Comme prévu, Leproux ne m’avait donné aucune nouvelle, je ne me faisais donc guère d’illusions concernant sa décision. Cela faisait deux semaines que j’arpentais la France dans l’espoir de trouver un club en difficulté. J’avais même déposé ma candidature aux deux Olympiques, ainsi qu’à Bordeaux, sachant pertinemment que ce n’était pas réalisable.
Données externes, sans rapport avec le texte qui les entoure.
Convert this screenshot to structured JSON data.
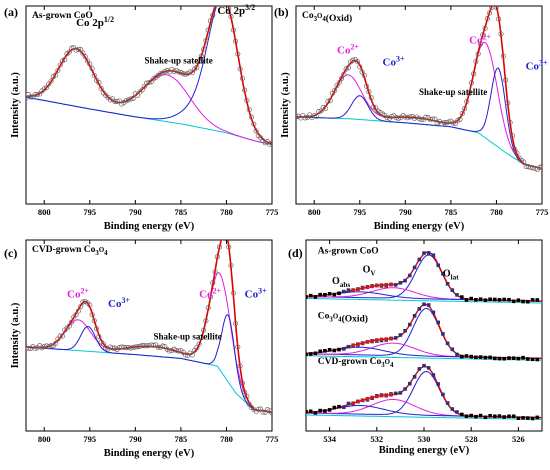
{
  "chart_data": [
    {
      "type": "line",
      "panel_label": "(a)",
      "sample_label": "As-grown CoO",
      "xlabel": "Binding energy (eV)",
      "ylabel": "Intensity (a.u.)",
      "xlim": [
        802,
        775
      ],
      "xticks": [
        800,
        795,
        790,
        785,
        780,
        775
      ],
      "ylim": [
        0,
        1
      ],
      "annotations": [
        {
          "text": "Co 2p",
          "sup": "1/2",
          "x": 796.5,
          "y": 0.9,
          "color": "#000000",
          "size": 11
        },
        {
          "text": "Co 2p",
          "sup": "3/2",
          "x": 781.0,
          "y": 0.96,
          "color": "#000000",
          "size": 11
        },
        {
          "text": "Shake-up satellite",
          "sup": "",
          "x": 789.0,
          "y": 0.71,
          "color": "#000000",
          "size": 9
        }
      ],
      "series": [
        {
          "role": "background",
          "color": "#00c8d8",
          "points": [
            [
              802,
              0.54
            ],
            [
              795,
              0.48
            ],
            [
              790,
              0.44
            ],
            [
              785,
              0.405
            ],
            [
              780,
              0.36
            ],
            [
              777,
              0.32
            ],
            [
              775,
              0.3
            ]
          ]
        },
        {
          "role": "component",
          "color": "#e020e0",
          "peaks": [
            [
              796.5,
              0.29,
              1.9
            ],
            [
              788.8,
              0.05,
              3.0
            ],
            [
              786.3,
              0.2,
              2.4
            ]
          ]
        },
        {
          "role": "component",
          "color": "#2020d0",
          "peaks": [
            [
              780.3,
              0.62,
              1.6
            ],
            [
              782.5,
              0.1,
              2.2
            ]
          ]
        },
        {
          "role": "envelope",
          "color": "#e00000",
          "peaks": [
            [
              796.5,
              0.29,
              1.9
            ],
            [
              788.8,
              0.05,
              3.0
            ],
            [
              786.3,
              0.2,
              2.4
            ],
            [
              780.3,
              0.62,
              1.6
            ],
            [
              782.5,
              0.1,
              2.2
            ]
          ]
        },
        {
          "role": "raw",
          "color": "#666666",
          "noise": 0.01,
          "step": 0.25,
          "peaks": [
            [
              796.5,
              0.29,
              1.9
            ],
            [
              788.8,
              0.05,
              3.0
            ],
            [
              786.3,
              0.2,
              2.4
            ],
            [
              780.3,
              0.62,
              1.6
            ],
            [
              782.5,
              0.1,
              2.2
            ]
          ]
        }
      ]
    },
    {
      "type": "line",
      "panel_label": "(b)",
      "sample_label": "Co3O4(Oxid)",
      "xlabel": "Binding energy (eV)",
      "ylabel": "Intensity (a.u.)",
      "xlim": [
        802,
        775
      ],
      "xticks": [
        800,
        795,
        790,
        785,
        780,
        775
      ],
      "ylim": [
        0,
        1
      ],
      "annotations": [
        {
          "text": "Co",
          "sup": "2+",
          "x": 797.5,
          "y": 0.76,
          "color": "#e020e0",
          "size": 11
        },
        {
          "text": "Co",
          "sup": "3+",
          "x": 792.5,
          "y": 0.7,
          "color": "#2020d0",
          "size": 11
        },
        {
          "text": "Shake-up satellite",
          "sup": "",
          "x": 788.5,
          "y": 0.55,
          "color": "#000000",
          "size": 9
        },
        {
          "text": "Co",
          "sup": "2+",
          "x": 783.0,
          "y": 0.81,
          "color": "#e020e0",
          "size": 11
        },
        {
          "text": "Co",
          "sup": "3+",
          "x": 776.8,
          "y": 0.68,
          "color": "#2020d0",
          "size": 11
        }
      ],
      "series": [
        {
          "role": "background",
          "color": "#00c8d8",
          "points": [
            [
              802,
              0.44
            ],
            [
              796,
              0.43
            ],
            [
              790,
              0.41
            ],
            [
              785,
              0.39
            ],
            [
              782,
              0.36
            ],
            [
              779,
              0.26
            ],
            [
              777,
              0.2
            ],
            [
              775,
              0.18
            ]
          ]
        },
        {
          "role": "component",
          "color": "#e020e0",
          "peaks": [
            [
              796.3,
              0.22,
              1.5
            ],
            [
              789.0,
              0.03,
              3.0
            ],
            [
              781.2,
              0.48,
              1.3
            ]
          ]
        },
        {
          "role": "component",
          "color": "#2020d0",
          "peaks": [
            [
              795.0,
              0.12,
              0.9
            ],
            [
              779.8,
              0.4,
              0.8
            ]
          ]
        },
        {
          "role": "envelope",
          "color": "#e00000",
          "peaks": [
            [
              796.3,
              0.22,
              1.5
            ],
            [
              789.0,
              0.03,
              3.0
            ],
            [
              781.2,
              0.48,
              1.3
            ],
            [
              795.0,
              0.12,
              0.9
            ],
            [
              779.8,
              0.4,
              0.8
            ]
          ]
        },
        {
          "role": "raw",
          "color": "#666666",
          "noise": 0.01,
          "step": 0.25,
          "peaks": [
            [
              796.3,
              0.22,
              1.5
            ],
            [
              789.0,
              0.03,
              3.0
            ],
            [
              781.2,
              0.48,
              1.3
            ],
            [
              795.0,
              0.12,
              0.9
            ],
            [
              779.8,
              0.4,
              0.8
            ]
          ]
        }
      ]
    },
    {
      "type": "line",
      "panel_label": "(c)",
      "sample_label": "CVD-grown Co3O4",
      "xlabel": "Binding energy (eV)",
      "ylabel": "Intensity (a.u.)",
      "xlim": [
        802,
        775
      ],
      "xticks": [
        800,
        795,
        790,
        785,
        780,
        775
      ],
      "ylim": [
        0,
        1
      ],
      "annotations": [
        {
          "text": "Co",
          "sup": "2+",
          "x": 797.5,
          "y": 0.7,
          "color": "#e020e0",
          "size": 11
        },
        {
          "text": "Co",
          "sup": "3+",
          "x": 793.0,
          "y": 0.65,
          "color": "#2020d0",
          "size": 11
        },
        {
          "text": "Shake-up satellite",
          "sup": "",
          "x": 788.0,
          "y": 0.48,
          "color": "#000000",
          "size": 9
        },
        {
          "text": "Co",
          "sup": "2+",
          "x": 783.0,
          "y": 0.7,
          "color": "#e020e0",
          "size": 11
        },
        {
          "text": "Co",
          "sup": "3+",
          "x": 778.0,
          "y": 0.7,
          "color": "#2020d0",
          "size": 11
        }
      ],
      "series": [
        {
          "role": "background",
          "color": "#00c8d8",
          "points": [
            [
              802,
              0.44
            ],
            [
              796,
              0.42
            ],
            [
              790,
              0.4
            ],
            [
              785,
              0.38
            ],
            [
              781,
              0.34
            ],
            [
              779,
              0.2
            ],
            [
              777,
              0.11
            ],
            [
              775,
              0.1
            ]
          ]
        },
        {
          "role": "component",
          "color": "#e020e0",
          "peaks": [
            [
              796.3,
              0.16,
              1.4
            ],
            [
              788.0,
              0.05,
              3.0
            ],
            [
              780.7,
              0.5,
              1.2
            ]
          ]
        },
        {
          "role": "component",
          "color": "#2020d0",
          "peaks": [
            [
              795.2,
              0.13,
              0.8
            ],
            [
              779.8,
              0.35,
              0.7
            ]
          ]
        },
        {
          "role": "envelope",
          "color": "#e00000",
          "peaks": [
            [
              796.3,
              0.16,
              1.4
            ],
            [
              788.0,
              0.05,
              3.0
            ],
            [
              780.7,
              0.5,
              1.2
            ],
            [
              795.2,
              0.13,
              0.8
            ],
            [
              779.8,
              0.35,
              0.7
            ]
          ]
        },
        {
          "role": "raw",
          "color": "#666666",
          "noise": 0.01,
          "step": 0.25,
          "peaks": [
            [
              796.3,
              0.16,
              1.4
            ],
            [
              788.0,
              0.05,
              3.0
            ],
            [
              780.7,
              0.5,
              1.2
            ],
            [
              795.2,
              0.13,
              0.8
            ],
            [
              779.8,
              0.35,
              0.7
            ]
          ]
        }
      ]
    },
    {
      "type": "line",
      "panel_label": "(d)",
      "xlabel": "Binding energy (eV)",
      "xlim": [
        535,
        525
      ],
      "xticks": [
        534,
        532,
        530,
        528,
        526
      ],
      "ylim": [
        0,
        1
      ],
      "annotations": [
        {
          "text": "As-grown CoO",
          "sup": "",
          "x": 534.5,
          "y": 0.93,
          "color": "#000000",
          "size": 9.5
        },
        {
          "text": "O",
          "sub": "abs",
          "x": 533.9,
          "y": 0.77,
          "color": "#000000",
          "size": 10
        },
        {
          "text": "O",
          "sub": "V",
          "x": 532.6,
          "y": 0.83,
          "color": "#000000",
          "size": 10
        },
        {
          "text": "O",
          "sub": "lat",
          "x": 529.2,
          "y": 0.81,
          "color": "#000000",
          "size": 10
        },
        {
          "text": "Co3O4(Oxid)",
          "sup": "",
          "x": 534.5,
          "y": 0.59,
          "color": "#000000",
          "size": 9.5
        },
        {
          "text": "CVD-grown Co3O4",
          "sup": "",
          "x": 534.5,
          "y": 0.35,
          "color": "#000000",
          "size": 9.5
        }
      ],
      "stacks": [
        {
          "offset": 0.68,
          "peaks": [
            [
              529.8,
              0.23,
              0.55
            ],
            [
              531.3,
              0.055,
              0.9
            ],
            [
              532.7,
              0.03,
              1.0
            ]
          ]
        },
        {
          "offset": 0.38,
          "peaks": [
            [
              529.9,
              0.25,
              0.55
            ],
            [
              531.3,
              0.065,
              0.9
            ],
            [
              532.7,
              0.04,
              1.0
            ]
          ]
        },
        {
          "offset": 0.07,
          "peaks": [
            [
              529.9,
              0.23,
              0.55
            ],
            [
              531.3,
              0.08,
              0.9
            ],
            [
              532.7,
              0.045,
              1.0
            ]
          ]
        }
      ]
    }
  ]
}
La raison principale était les bons résultats de ces trois clubs. Pourquoi renvoyer quelqu’un alors que celui-ci dirigeait l’équipe d’une main de maître ? De même, j’avais envoyé mon CV au président du club de Saint Etienne. Etant originaire de Lyon, et au vu de mon passé, là encore, je doutais d’être retenu. A vrai dire, là où je pouvais avoir une chance d’être à nouveau entraîneur, c’étaient les clubs de Boulogne, Lilles, Rennes, et Lorient. Des clubs du Nord en somme. Rudy Garcia, à Lilles, n’avait pas de bons résultats, tout comme à Rennes, où Antonetti avait bien du mal à trouver une cohésion entre ses joueurs. Briand étant parti à Lyon, Marveaux à Seville, il avait du mal à remplacer ces deux joueurs dans le secteur offensif, et donc manquait de percussion. La défense était correcte, mais même avec une bonne défense, si l’attaque n’était pas bonne, les chances de remporter un match étaient minces.
A Boulogne, c’était différent. Ils venaient d’être promus en Ligue 1, et le président souhaitait un nouvel entraîneur, plus ambitieux, prêt à tenter d’aller plus loin qu’une modique place de quinzième ou seizième.
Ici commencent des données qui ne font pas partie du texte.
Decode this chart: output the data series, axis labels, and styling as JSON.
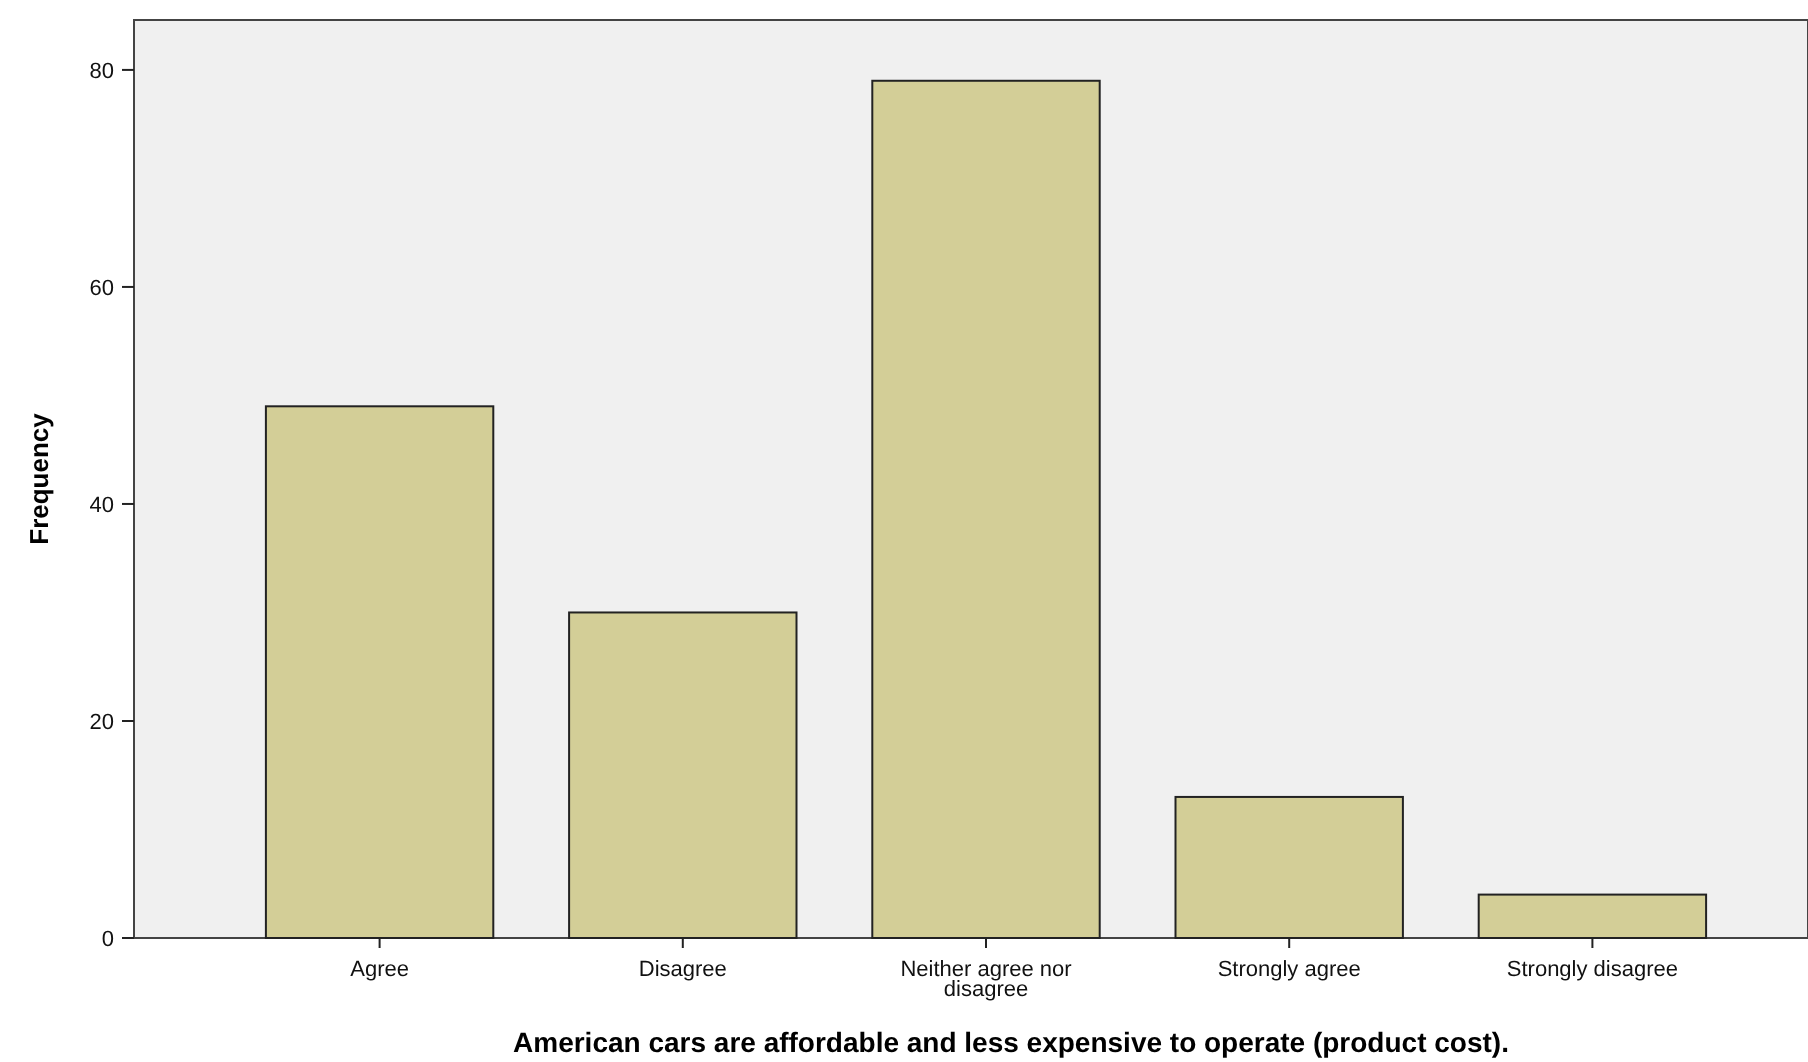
{
  "chart_data": {
    "type": "bar",
    "xlabel": "American cars are affordable and less expensive to operate (product cost).",
    "ylabel": "Frequency",
    "categories": [
      "Agree",
      "Disagree",
      "Neither agree nor disagree",
      "Strongly agree",
      "Strongly disagree"
    ],
    "values": [
      49,
      30,
      79,
      13,
      4
    ],
    "color": "#d3ce97",
    "ylim": [
      0,
      84.6
    ],
    "yticks": [
      0,
      20,
      40,
      60,
      80
    ],
    "grid": false
  }
}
Une sonnerie de téléphone me sortit de ma rêverie.
-C’est Nolan. Tu es où en ce moment ?
-Tiens, salut ! Je suis du côté de Lens, pourquoi ?
-Il faut qu’on discute. Tu peux me rejoindre quand à Paris ?
-A Paris, mais qu’est ce que tu fais là bas ?
-Les affaires. Un joueur assez prometteur joue dans l’équipe espoir du PSG, et j’ai vu un amateur pas mauvais dans le petit club du Paris FC.
-Je vois que tout roule sur des roulettes. Demain, ça te va ?
-Je dois partir ce soir, donc non, ça n’ira pas. Je serai à Lorient, pour voir ton frère. Etant son agent, j’ai besoin de faire le point avec lui. Il n’a que vingt ans, mais je pense qu’il devrait jouer en tant que titulaire.
-Je sais, je lui ai déjà dit, mais tu le connais. Il n’a pas l’ambition dans la peau, et il n’a pas confiance en lui. Demain soir, à Lorient alors ?
-Si tu peux, ce sera parfait.
-D’accord, à demain.

Pendant ma thérapie, j’avais décidé d’engager à nouveau Nolan comme agent sportif. Il était compétent et essayait toujours de trouver la meilleure solution pour ses clients, et je le savais mieux que quiconque. Il avait été le seul à me croire lorsque toute la presse avait étalé l’histoire des matchs truqués au Havre. Et moi, pour le remercier, je l’avais renvoyé, en lui reprochant de ne pas avoir fait assez attention à ça. Il ne l’avait jamais digéré car en plus d’être mon agent, c’était aussi mon meilleur ami. Pour lui, cela voulait simplement dire que je coupais les ponts.
Il était venu me rendre visite plusieurs fois au centre, et après avoir longuement discuté, il m’avait assuré qu’il ferait tout pour que je redevienne l’entraîneur que j’étais. Le Havre avait beau avoir des matchs truqués pendant la Coupe de France, cela n’enlevait pas l’exploit d’avoir fini huitième en Ligue 1, deux ans seulement après la montée du club. Seul Montpellier avait fait mieux en terminant cinquième en 2010. Depuis, il cherchait les bonnes occasions et pour mon frère, et pour moi-même.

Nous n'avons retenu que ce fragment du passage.